A more pragmatic approach demands the creation of a “Version One,” which is a summation of all the decisions derived from tinkering and tuning during the learning phase. At this stage, decisions about capacity, security, access control, and other key factors should already have been ratified, based on the outcomes of the PoC. The resultant stability opens the option for “config” – to consistently construct, expand, and modify infrastructure.

From a managerial perspective, the ideal scenario post this stage would be to have smaller increments of changes – a practice embodying the iterative workflow. As the infrastructural demands evolve, the proposed amendments need to be reflected in the configurations. However, such changes should occur incrementally, in line with the actual necessities. For instance, a slight increase in memory should result in a reflective increase in the config, obeying uniformity.

The idea is to preserve the conversation flow, build consensus, and then allow the configuration to change. Sounds like the holy grail, doesn’t it?
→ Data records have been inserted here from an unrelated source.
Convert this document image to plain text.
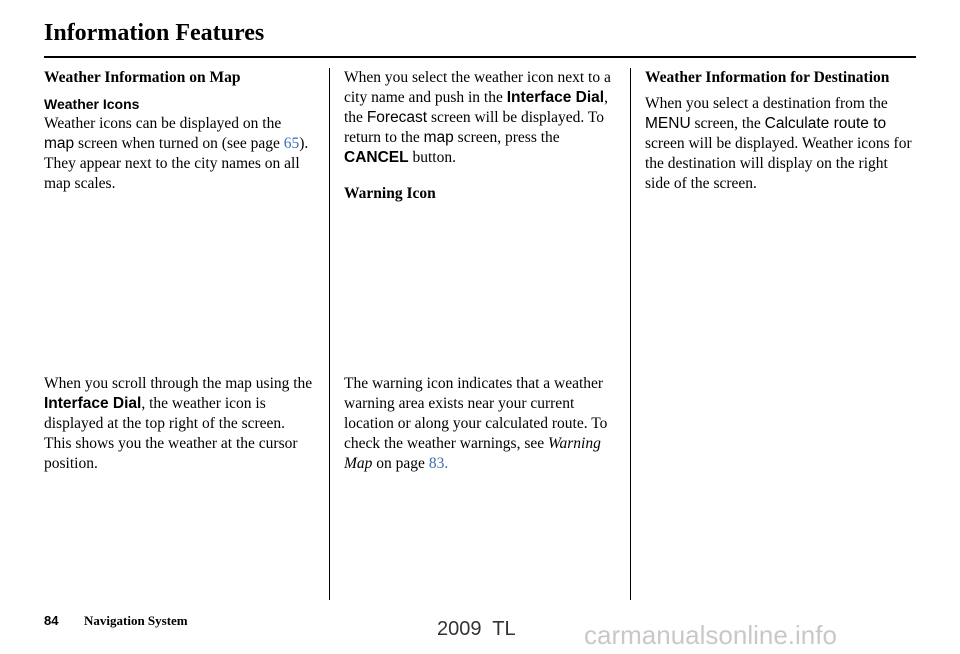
Information Features

Weather Information on Map

Weather Icons

Weather icons can be displayed on the map screen when turned on (see page 65). They appear next to the city names on all map scales.

When you scroll through the map using the Interface Dial, the weather icon is displayed at the top right of the screen. This shows you the weather at the cursor position.

When you select the weather icon next to a city name and push in the Interface Dial, the Forecast screen will be displayed. To return to the map screen, press the CANCEL button.

Warning Icon

The warning icon indicates that a weather warning area exists near your current location or along your calculated route. To check the weather warnings, see Warning Map on page 83.

Weather Information for Destination

When you select a destination from the MENU screen, the Calculate route to screen will be displayed. Weather icons for the destination will display on the right side of the screen.

84 Navigation System	2009  TL	carmanualsonline.info
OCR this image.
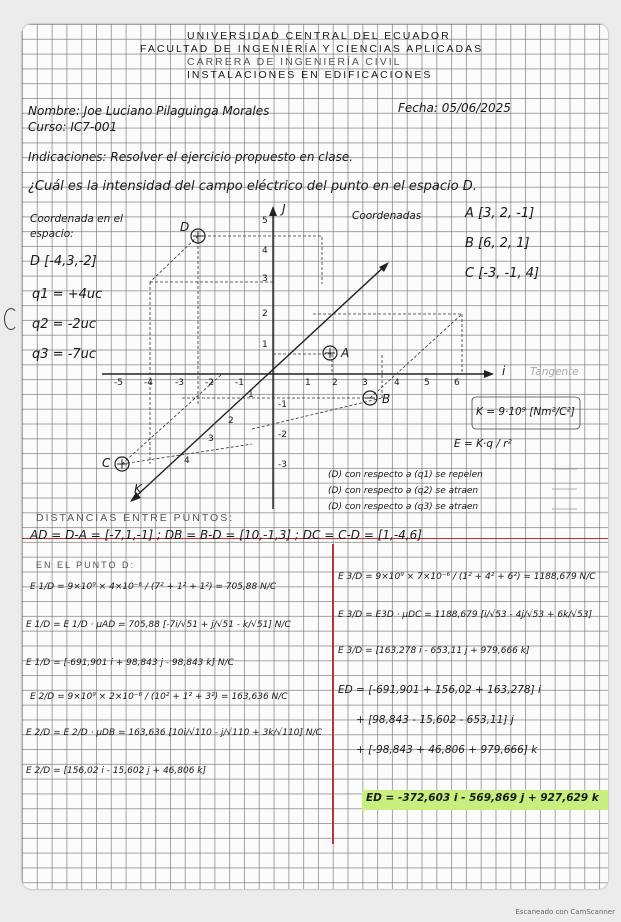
UNIVERSIDAD CENTRAL DEL ECUADOR
FACULTAD DE INGENIERÍA Y CIENCIAS APLICADAS
CARRERA DE INGENIERÍA CIVIL
INSTALACIONES EN EDIFICACIONES
Nombre: Joe Luciano Pilaguinga Morales
Curso: IC7-001
Fecha: 05/06/2025
Indicaciones: Resolver el ejercicio propuesto en clase.
¿Cuál es la intensidad del campo eléctrico del punto en el espacio D.
Coordenada en el
espacio:
D [-4,3,-2]
q1 = +4uc
q2 = -2uc
q3 = -7uc
Coordenadas	A [3, 2, -1]
B [6, 2, 1]
C [-3, -1, 4]
J
i
K
A
B
C
D	5
4
3
2
1
-1
-2
-3
-5 -4 -3 -2 -1	1 2	3	4	5	6
1
2
3
4
Tangente
K = 9·10⁹ [Nm²/C²]
E = K·q / r²
(D) con respecto a (q1) se repelen
(D) con respecto a (q2) se atraen
(D) con respecto a (q3) se atraen
DISTANCIAS ENTRE PUNTOS:
AD = D-A = [-7,1,-1] ; DB = B-D = [10,-1,3] ; DC = C-D = [1,-4,6]
EN EL PUNTO D:
E 1/D = 9×10⁹ × 4×10⁻⁶ / (7² + 1² + 1²) = 705,88 N/C
E 1/D = E 1/D · μAD = 705,88 [-7i/√51 + j/√51 - k/√51] N/C
E 1/D = [-691,901 i + 98,843 j - 98,843 k] N/C
E 2/D = 9×10⁹ × 2×10⁻⁶ / (10² + 1² + 3²) = 163,636 N/C
E 2/D = E 2/D · μDB = 163,636 [10i/√110 - j/√110 + 3k/√110] N/C
E 2/D = [156,02 i - 15,602 j + 46,806 k]
E 3/D = 9×10⁹ × 7×10⁻⁶ / (1² + 4² + 6²) = 1188,679 N/C
E 3/D = E3D · μDC = 1188,679 [i/√53 - 4j/√53 + 6k/√53]
E 3/D = [163,278 i - 653,11 j + 979,666 k]
ED = [-691,901 + 156,02 + 163,278] i
+ [98,843 - 15,602 - 653,11] j
+ [-98,843 + 46,806 + 979,666] k
ED = -372,603 i - 569,869 j + 927,629 k
Escaneado con CamScanner
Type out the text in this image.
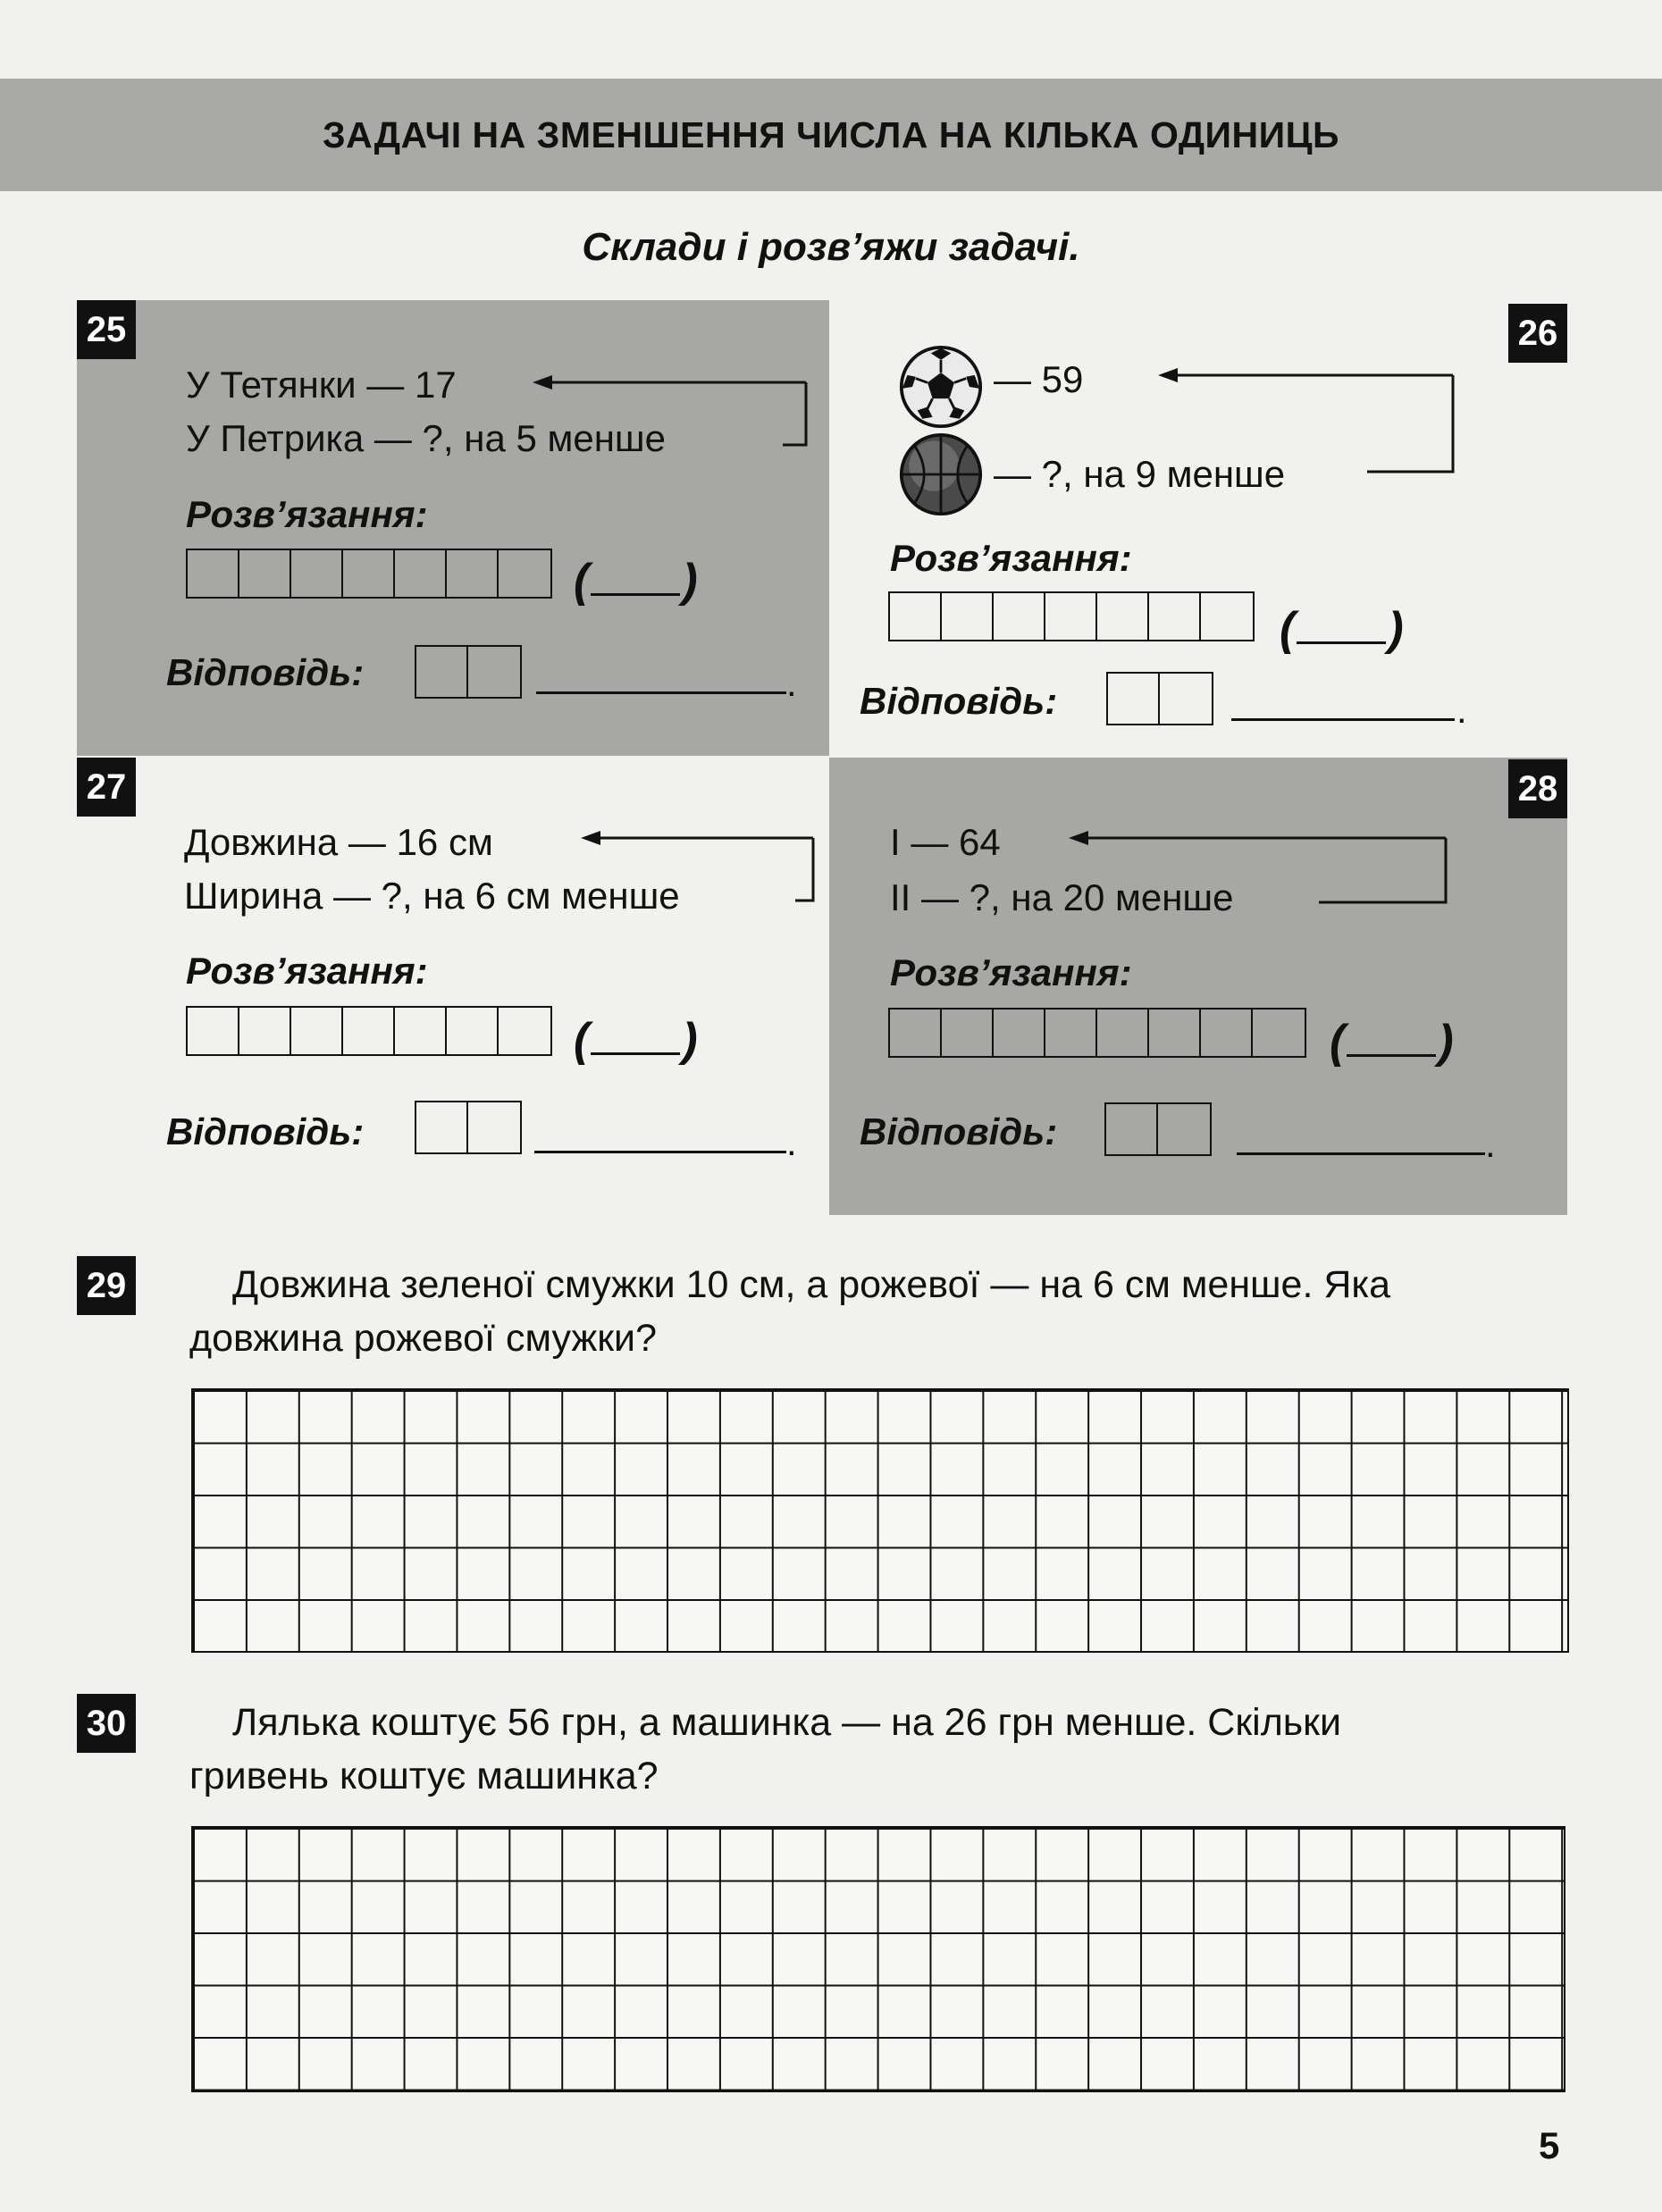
ЗАДАЧІ НА ЗМЕНШЕННЯ ЧИСЛА НА КІЛЬКА ОДИНИЦЬ
Склади і розв’яжи задачі.
25
У Тетянки — 17
У Петрика — ?, на 5 менше
Розв’язання:
( )
Відповідь:	.
26
— 59
— ?, на 9 менше
Розв’язання:
( )
Відповідь:	.
27
Довжина — 16 см
Ширина — ?, на 6 см менше
Розв’язання:
( )
Відповідь:	.
28
I — 64
II — ?, на 20 менше
Розв’язання:
( )
Відповідь:	.
29	Довжина зеленої смужки 10 см, а рожевої — на 6 см менше. Яка
довжина рожевої смужки?
30	Лялька коштує 56 грн, а машинка — на 26 грн менше. Скільки
гривень коштує машинка?
5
As IT leaders, it’s critical that we delineate the path clearly for our tech teams. We need to provide the scaffolding they need for exploration, allow the lessons to guide the construction, and hone a perpetually iterating, consensus-driven approach, ultimately leading to a stable, compliant, and manageable platform. It’s exactly this kind of workflow that most tech enthusiasts and engineers seek, and exactly what we, as leaders, should strive to cultivate in our organizations.